Os episódios exploram com mais maturidade a tensão entre desejo e reputação. A relação proibida carrega peso emocional real: não se trata de saber se eles se amam, mas qual preço estarão dispostos a pagar por esse amor. Sophie teme limitar seu próprio destino; Benedict pondera os riscos à família caso desafie as convenções da sociedade.
As cenas íntimas equilibram sensualidade e romantismo, e Yerin Ha consolida Sophie como uma das protagonistas mais cativantes da série.
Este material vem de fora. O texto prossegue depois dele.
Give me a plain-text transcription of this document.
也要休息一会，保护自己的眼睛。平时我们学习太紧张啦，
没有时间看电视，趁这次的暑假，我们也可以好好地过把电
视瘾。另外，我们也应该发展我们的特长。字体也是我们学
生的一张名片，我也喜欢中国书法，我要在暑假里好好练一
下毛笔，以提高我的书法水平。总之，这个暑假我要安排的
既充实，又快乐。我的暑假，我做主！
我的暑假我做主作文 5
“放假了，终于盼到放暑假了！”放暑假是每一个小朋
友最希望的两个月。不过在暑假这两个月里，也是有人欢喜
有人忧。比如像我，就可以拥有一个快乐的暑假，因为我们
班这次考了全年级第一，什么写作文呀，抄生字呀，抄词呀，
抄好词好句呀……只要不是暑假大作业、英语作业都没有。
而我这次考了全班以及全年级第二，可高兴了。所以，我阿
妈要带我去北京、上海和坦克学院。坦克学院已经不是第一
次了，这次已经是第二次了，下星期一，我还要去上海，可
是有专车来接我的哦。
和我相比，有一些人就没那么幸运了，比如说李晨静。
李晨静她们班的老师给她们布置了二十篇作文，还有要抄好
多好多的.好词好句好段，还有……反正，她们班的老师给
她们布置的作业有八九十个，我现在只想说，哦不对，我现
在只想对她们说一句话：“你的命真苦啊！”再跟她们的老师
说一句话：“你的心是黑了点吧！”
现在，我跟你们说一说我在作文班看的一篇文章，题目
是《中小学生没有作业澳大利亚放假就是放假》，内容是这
Ainda assim, a sensação é de que o casal recebe menos tempo em tela do que merece.
Bridgerton com subtramas demais e foco de menos?
A narrativa se espalha por múltiplos núcleos. Violet enfrenta dúvidas sobre um possível novo amor. Penelope (Nicola Coughlan), agora casada com Colin (Luke Newton), reconsidera o futuro de Lady Whistledown. Francesca (Hannah Dodd) vive uma das tramas mais emocionalmente complexas da temporada, com desempenho que se destaca como o melhor de sua trajetória até aqui.
Há ainda conflitos envolvendo a Rainha Charlotte (Golda Rosheuvel) e Lady Danbury (Adjoa Andoh), além do retorno de personagens que reacendem dinâmicas antigas. O problema não é a qualidade das histórias — muitas são bem construídas — mas a escolha estrutural de priorizar o que virá na quinta temporada em detrimento do romance atual.
Em pelo menos um episódio, a preparação para a próxima fase ocupa espaço que poderia aprofundar ainda mais a jornada de Sophie e Benedict. O padrão já havia sido observado na segunda temporada e se repete aqui: a série parece sempre ansiosa para avançar, mesmo quando a história presente ainda pede desenvolvimento.
Pontos altos e tropeços
Entre os acertos estão o retorno de rostos conhecidos, que reforçam o senso de família, e uma reviravolta envolvendo Lady Whistledown que adiciona nova energia à trama. Também chama atenção a forma como os Bridgerton defendem Sophie, oferecendo a ela o pertencimento que sempre lhe foi negado.
Por outro lado, o arco de Violet, que prometia ser uma exploração sensível de amor após o luto, sofre uma guinada frustrante. Alguns personagens permanecem subaproveitados, reflexo de um elenco cada vez mais amplo.
A Parte 2 da quarta temporada de Bridgerton entrega momentos arrebatadores e avança o universo da série com movimentos ousados.
No entanto, ao dividir o foco entre o presente e o futuro, Bridgerton enfraquece o brilho do próprio casal central.
Sophie e Benedict têm química, conflito e emoção suficientes para sustentar a temporada inteira. O que falta não é intensidade — é espaço.